Le permis de construire ayant été délivré, la société titulaire de la promesse de vente a alors sollicité du juge des référés du tribunal administratif de Toulon la suspension de l’exécution de la décision du 9 janvier 2024.
Elle s’est ensuite pourvue en cassation contre l’ordonnance du 9 avril 2024 rejetant sa demande.
Pour rappel, aux termes de l’article L. 240-1 du code de l’urbanisme « Il est créé en faveur des communes (…) titulaires du droit de préemption urbain un droit de priorité sur tout projet de cession d’un immeuble (…) situé sur leur territoire et appartenant à l’État, à des sociétés dont il détient la majorité du capital, aux établissements publics mentionnés aux articles L. 2102-1, L. 2111-9 et L. 2141-1 du code des transports (…) en vue de la réalisation, dans l’intérêt général, d’actions ou d’opérations répondant aux objets définis à l’article L. 300-1 du présent code (…) ».

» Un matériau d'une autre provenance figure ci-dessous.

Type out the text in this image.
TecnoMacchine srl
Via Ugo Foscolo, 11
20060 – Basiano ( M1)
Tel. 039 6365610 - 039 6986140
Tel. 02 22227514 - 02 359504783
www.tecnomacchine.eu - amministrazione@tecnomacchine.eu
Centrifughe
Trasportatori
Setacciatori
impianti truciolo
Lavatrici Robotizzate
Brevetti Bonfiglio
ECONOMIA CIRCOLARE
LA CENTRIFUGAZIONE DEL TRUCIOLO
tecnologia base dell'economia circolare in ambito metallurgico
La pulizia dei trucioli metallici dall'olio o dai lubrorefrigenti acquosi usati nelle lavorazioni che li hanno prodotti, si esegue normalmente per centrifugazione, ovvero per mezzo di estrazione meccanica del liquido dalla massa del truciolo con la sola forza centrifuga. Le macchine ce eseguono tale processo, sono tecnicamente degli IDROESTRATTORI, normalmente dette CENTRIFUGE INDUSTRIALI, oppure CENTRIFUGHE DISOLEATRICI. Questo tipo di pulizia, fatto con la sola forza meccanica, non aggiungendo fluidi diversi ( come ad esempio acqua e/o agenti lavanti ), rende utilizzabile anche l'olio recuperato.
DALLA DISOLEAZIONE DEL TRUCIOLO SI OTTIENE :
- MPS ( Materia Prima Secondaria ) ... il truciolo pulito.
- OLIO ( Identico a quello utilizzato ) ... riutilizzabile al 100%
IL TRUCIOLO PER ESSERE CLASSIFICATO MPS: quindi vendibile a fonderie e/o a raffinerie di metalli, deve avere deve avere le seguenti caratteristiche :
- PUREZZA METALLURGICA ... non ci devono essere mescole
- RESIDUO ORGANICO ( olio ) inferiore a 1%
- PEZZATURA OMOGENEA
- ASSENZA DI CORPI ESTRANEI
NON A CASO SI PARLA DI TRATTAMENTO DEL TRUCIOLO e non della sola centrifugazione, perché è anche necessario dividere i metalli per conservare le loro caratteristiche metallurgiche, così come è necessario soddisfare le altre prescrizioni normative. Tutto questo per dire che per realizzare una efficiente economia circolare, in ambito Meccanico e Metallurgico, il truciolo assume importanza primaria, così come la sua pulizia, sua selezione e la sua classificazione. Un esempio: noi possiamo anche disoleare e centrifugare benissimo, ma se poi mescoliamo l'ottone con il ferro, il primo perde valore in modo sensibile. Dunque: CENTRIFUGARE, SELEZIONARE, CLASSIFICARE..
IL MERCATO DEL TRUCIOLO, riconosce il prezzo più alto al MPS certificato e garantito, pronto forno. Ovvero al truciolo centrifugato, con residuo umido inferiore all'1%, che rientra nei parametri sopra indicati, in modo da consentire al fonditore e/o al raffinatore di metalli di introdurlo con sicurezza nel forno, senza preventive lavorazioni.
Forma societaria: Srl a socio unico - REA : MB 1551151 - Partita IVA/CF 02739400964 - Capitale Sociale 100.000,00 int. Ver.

L’article L. 240-2 de ce même code prévoit que, par exception : « Les dispositions de l’article L. 240-1 ne sont pas applicables : (…) / – à l’aliénation, par l’État, (…) ou les établissements publics figurant sur la liste prévue à l’article L. 240-1, d’immeubles en vue de réaliser les opérations d’intérêt national mentionnées à l’article L. 132-1, y compris les opérations ayant ces effets en vertu du deuxième alinéa du I de l’article 1er de la loi n° 2006-872 du 13 juillet 2006 portant engagement national pour le logement ; (…) ».
D’une part, le Conseil d’État rappelle que, depuis 2019, les articles du code des transports cités au sein des dispositions précitées du code de l’urbanisme ne mentionnent plus les établissements publics « SNCF », « SNCF Réseau » et « SNCF Mobilités », mais la société nationale SNCF ainsi que ses filiales, SNCF Réseau et SNCF Voyageurs.
Bien que l’article L. 240-2 du code de l’urbanisme conserve la référence aux « établissements publics » dans ces dispositions, le Conseil d’État relève que le législateur n’a pas voulu rendre applicable l’article L. 240-1 du code de l’urbanisme à l’aliénation d’immeubles effectuée par la société nationale SNCF et ses filiales, SNCF Réseau et SNCF Voyageurs, dans les conditions prévues par cet article.
D’autre part, le Conseil d’État juge que le programme de logements pour lequel la société requérante a obtenu un permis de construire présente un caractère d’intérêt national en application de l’article 1er de la loi du 13 juillet 2006, la commune de Sanary-sur-Mer n’ayant pas atteint l’objectif global de réalisation de logements sociaux.
Le Conseil d’État en déduit que le moyen tiré de ce que le droit de priorité n’était pas applicable à l’aliénation des parcelles en cause, vendues par la société nationale SNCF pour réaliser un programme de logements dont une partie est réalisée en logement social, est, en l’état de l’instruction, propre à créer un doute sérieux quant à la légalité de la décision en litige.
In fine, la Haute juridiction administrative annule l’ordonnance du 9 avril 2024 et suspend la décision d’exercice du droit de priorité de l’EPF PACA.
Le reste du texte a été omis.